The impetus behind downsizing engines, of course, is to improve fuel economy. Here, too, the LR4 stumbles. The new drivetrain is now EPA rated at 15/19 mpg city/highway versus the previous 12/17 mpg, but our 2015 test car managed only 15 mpg—precisely the same fuel efficiency we saw in a 2011 LR4 with the V-8. Part of this we’re attributing to weight, as the 2015 LR4 inexplicably weighs nearly 200 pounds more than the last LR4 we tested, despite being almost identically equipped. (The LR4 has yet to inherit an aluminum structure that has worked weight-loss wonders for the Land Rover Range Rover, Range Rover Sport, and Discovery Sport. It will do so when a new generation launches soon as the Discovery.) The mass, combined with an intrusive stability-control system, limited the LR4 to a frankly pathetic 0.65 g on the skidpad. (We even managed to set off the electronic stability-control system on a few highway on-ramps in the dry.) That level of competency nearly dips down to Mercedes-Benz G550 territory, a solid-axle relic designed in the 1970s. The Land Rover’s braking, by contrast, is actually acceptable at 174 feet from 70 mph, but it’s accompanied by old-timey body dive.

The Family Quotient

We understand that not every LR4 owner expects BMW-fighting driving dynamics, and reassuringly, in every other metric the Land Rover passes with flying colors. The boxy styling looks good and has held up over time, and the interior is awash in fine materials and plenty of light from the massive amount of glass. The LR4 is one of the few modern vehicles with a genuinely low cowl, and combined with the tall roof it returns the sensation of extreme roominess and excellent forward and side vision. The same floaty suspension that so hinders the LR4 on the skidpad returns a cosseting ride, which is nice, and we never thought twice when the relatively tall-sidewall 19-inch tires dove into Detroit’s most brutal potholes.

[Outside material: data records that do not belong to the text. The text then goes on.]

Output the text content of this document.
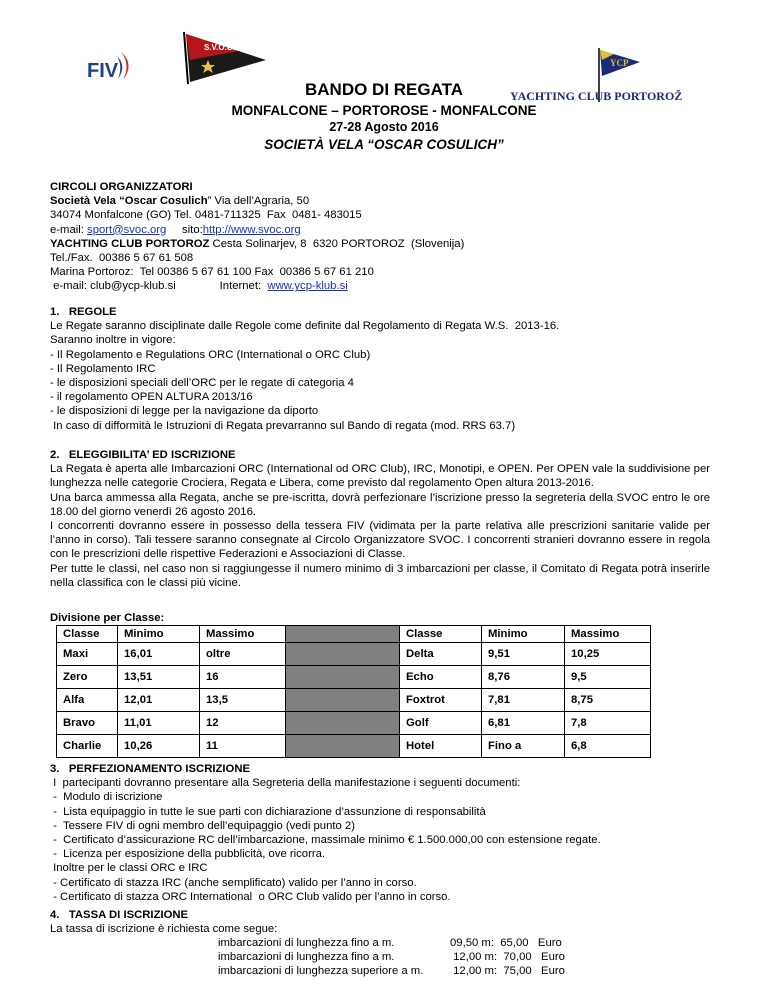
FIV
S.V.O.C.
dal 1933
YCP
YACHTING CLUB PORTOROŽ
BANDO DI REGATA
MONFALCONE – PORTOROSE - MONFALCONE
27-28 Agosto 2016
SOCIETÀ VELA “OSCAR COSULICH”
CIRCOLI ORGANIZZATORI
Società Vela “Oscar Cosulich” Via dell’Agraria, 50
34074 Monfalcone (GO) Tel. 0481-711325  Fax  0481- 483015
e-mail: sport@svoc.org     sito:http://www.svoc.org
YACHTING CLUB PORTOROZ Cesta Solinarjev, 8  6320 PORTOROZ  (Slovenija)
Tel./Fax.  00386 5 67 61 508
Marina Portoroz:  Tel 00386 5 67 61 100 Fax  00386 5 67 61 210
e-mail: club@ycp-klub.si              Internet:  www.ycp-klub.si
1.   REGOLE
Le Regate saranno disciplinate dalle Regole come definite dal Regolamento di Regata W.S.  2013-16.
Saranno inoltre in vigore:
- Il Regolamento e Regulations ORC (International o ORC Club)
- Il Regolamento IRC
- le disposizioni speciali dell’ORC per le regate di categoria 4
- il regolamento OPEN ALTURA 2013/16
- le disposizioni di legge per la navigazione da diporto
In caso di difformità le Istruzioni di Regata prevarranno sul Bando di regata (mod. RRS 63.7)
2.   ELEGGIBILITA’ ED ISCRIZIONE
La Regata è aperta alle Imbarcazioni ORC (International od ORC Club), IRC, Monotipi, e OPEN. Per OPEN vale la suddivisione per lunghezza nelle categorie Crociera, Regata e Libera, come previsto dal regolamento Open altura 2013-2016.
Una barca ammessa alla Regata, anche se pre-iscritta, dovrà perfezionare l’iscrizione presso la segreteria della SVOC entro le ore 18.00 del giorno venerdì 26 agosto 2016.
I concorrenti dovranno essere in possesso della tessera FIV (vidimata per la parte relativa alle prescrizioni sanitarie valide per l’anno in corso). Tali tessere saranno consegnate al Circolo Organizzatore SVOC. I concorrenti stranieri dovranno essere in regola con le prescrizioni delle rispettive Federazioni e Associazioni di Classe.
Per tutte le classi, nel caso non si raggiungesse il numero minimo di 3 imbarcazioni per classe, il Comitato di Regata potrà inserirle nella classifica con le classi più vicine.
Divisione per Classe:
Classe	Minimo	Massimo		Classe	Minimo	Massimo
Maxi	16,01	oltre		Delta	9,51	10,25
Zero	13,51	16		Echo	8,76	9,5
Alfa	12,01	13,5		Foxtrot	7,81	8,75
Bravo	11,01	12		Golf	6,81	7,8
Charlie	10,26	11		Hotel	Fino a	6,8
3.   PERFEZIONAMENTO ISCRIZIONE
I  partecipanti dovranno presentare alla Segreteria della manifestazione i seguenti documenti:
-  Modulo di iscrizione
-  Lista equipaggio in tutte le sue parti con dichiarazione d’assunzione di responsabilità
-  Tessere FIV di ogni membro dell’equipaggio (vedi punto 2)
-  Certificato d’assicurazione RC dell’imbarcazione, massimale minimo € 1.500.000,00 con estensione regate.
-  Licenza per esposizione della pubblicità, ove ricorra.
Inoltre per le classi ORC e IRC
- Certificato di stazza IRC (anche semplificato) valido per l’anno in corso.
- Certificato di stazza ORC International  o ORC Club valido per l’anno in corso.
4.   TASSA DI ISCRIZIONE
La tassa di iscrizione è richiesta come segue:
imbarcazioni di lunghezza fino a m.	09,50 m:  65,00   Euro
imbarcazioni di lunghezza fino a m.	12,00 m:  70,00   Euro
imbarcazioni di lunghezza superiore a m. 12,00 m:  75,00   Euro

Our midlevel LR4 HSE test model came standard with the third-row chairs of the Seven Seat Comfort package (it’s optional on the base LR4). The HSE also brings navigation, xenon headlights, 19-inch wheels, front parking sensors, passive entry, and power-folding door mirrors. Room in the third row is acceptable (and headroom is killer), but like most way-back seating setups, it’s best left for children. The $1500 Climate Comfort package added heating elements to the first- and second-row (outboard) seats as well as the steering wheel and windshield, while the $1600 Vision Assist package brought adaptive headlights, automatic high beams, blind-spot monitoring, and parking cameras. The $1350 Heavy Duty package (two-speed transfer case, rock-crawl mode, full-size spare, and locking rear differential), $750 Sirius satellite radio, $541 Protection package, and $138 wheel locks rounded out our test car’s equipment list for a grand total of $62,104.

For the amount of luxury and off-road capability you get, the LR4 isn’t a bad deal—especially when you compare its price to that of three-row luxury SUV competitors such as BMW’s X5, Audi’s Q7, and the Mercedes-Benz GL-class—and non-enthusiasts won’t be put off by the dynamic shortcomings. We only wish the new engine delivered more of its supposed benefits. Maybe if we ask nicely enough, Land Rover will reintroduce the old V-8.